Likely want to sign up for a new fake Google account (ie your step 1).
posted by muddgirl at 1:03 PM on November 19, 2019

I would totally use a GAN for #3 (e.g. but you could run into issues only having one photo. Having multiple photos of a person that doesn't exist from a GAN is an active area of research that I don't think has been solved.
posted by supercres at 1:08 PM on November 19, 2019 [1 favorite]

I've done this. For pictures I mostly used pictures I found on the internet in which the subject's face was obscured or otherwise not visible. A phone number isn't really necessary - not everyone links theirs with FB after all.

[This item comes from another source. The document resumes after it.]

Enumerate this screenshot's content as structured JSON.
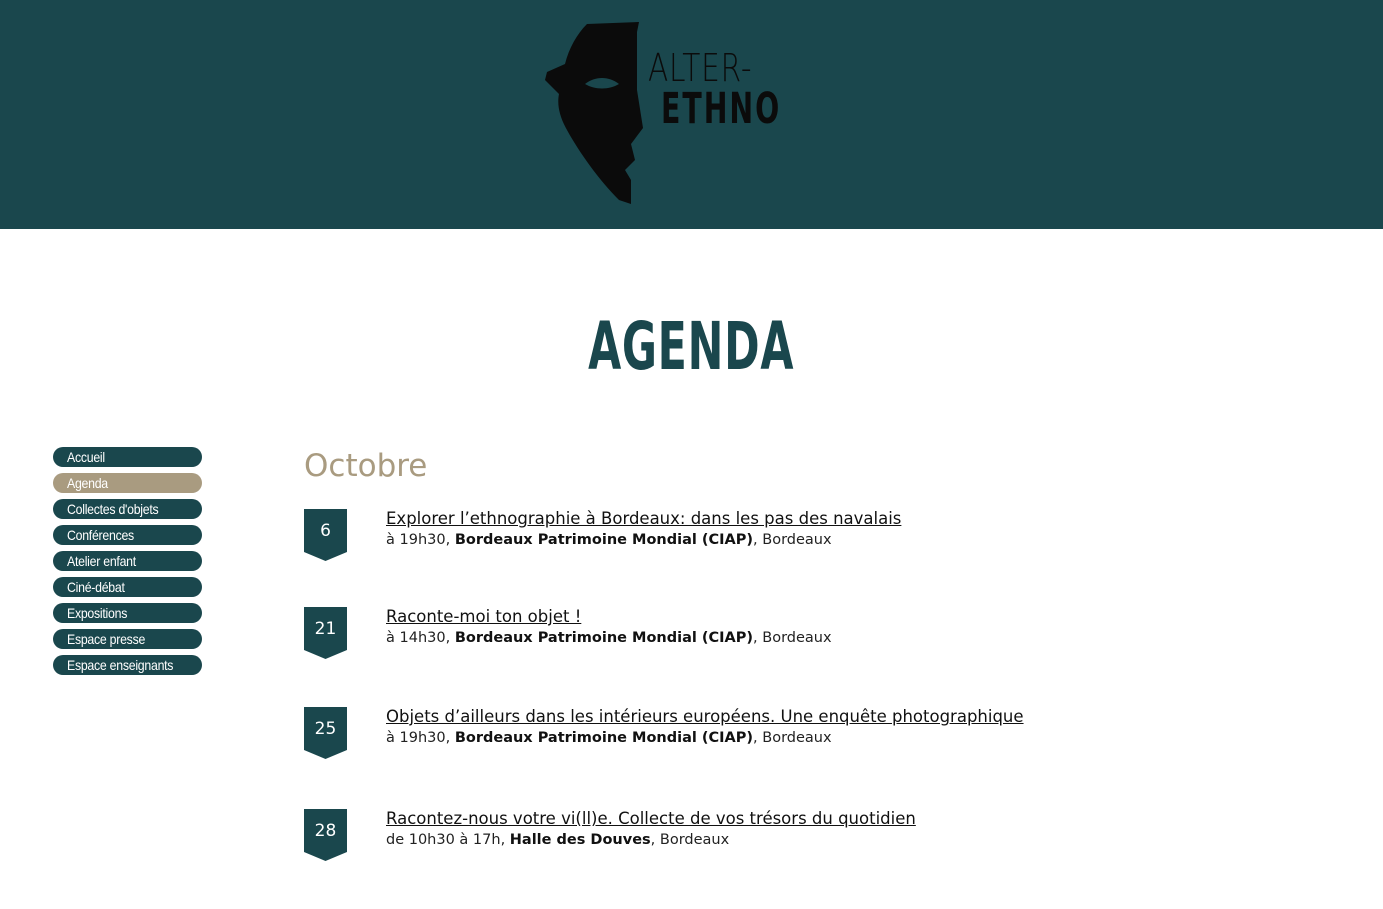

The main thing a profile needs to look real, of course, is friends. If you have a group of people who you can tell you're creating a fake profile, that works best, because they can all accept friend requests. In my case, the profile started as a joke in grad school, so all of the other grad students were on board. The best thing is if you can get a group of people who are loosely connected to all be friends with your fake person, because that will make the fake person start showing up in "people you may know" lists.
posted by Ragged Richard at 1:28 PM on November 19, 2019 [1 favorite]

Response by poster: Other than telling people who know me to friend the fake account, is there some other way to find friends for it?
posted by crocodiletsunami at 1:38 PM on November 19, 2019

Flickr has a couple of places you can look for images. They have the commons, and they also let you customize your search by license, so you can search by creative-commons works and works with no known copyright. In theory these could be found using a reverse image search, but if you need to fill in some fake travel snapshots, it's a good place to start.
posted by adamrice at 1:38 PM on November 19, 2019 [1 favorite]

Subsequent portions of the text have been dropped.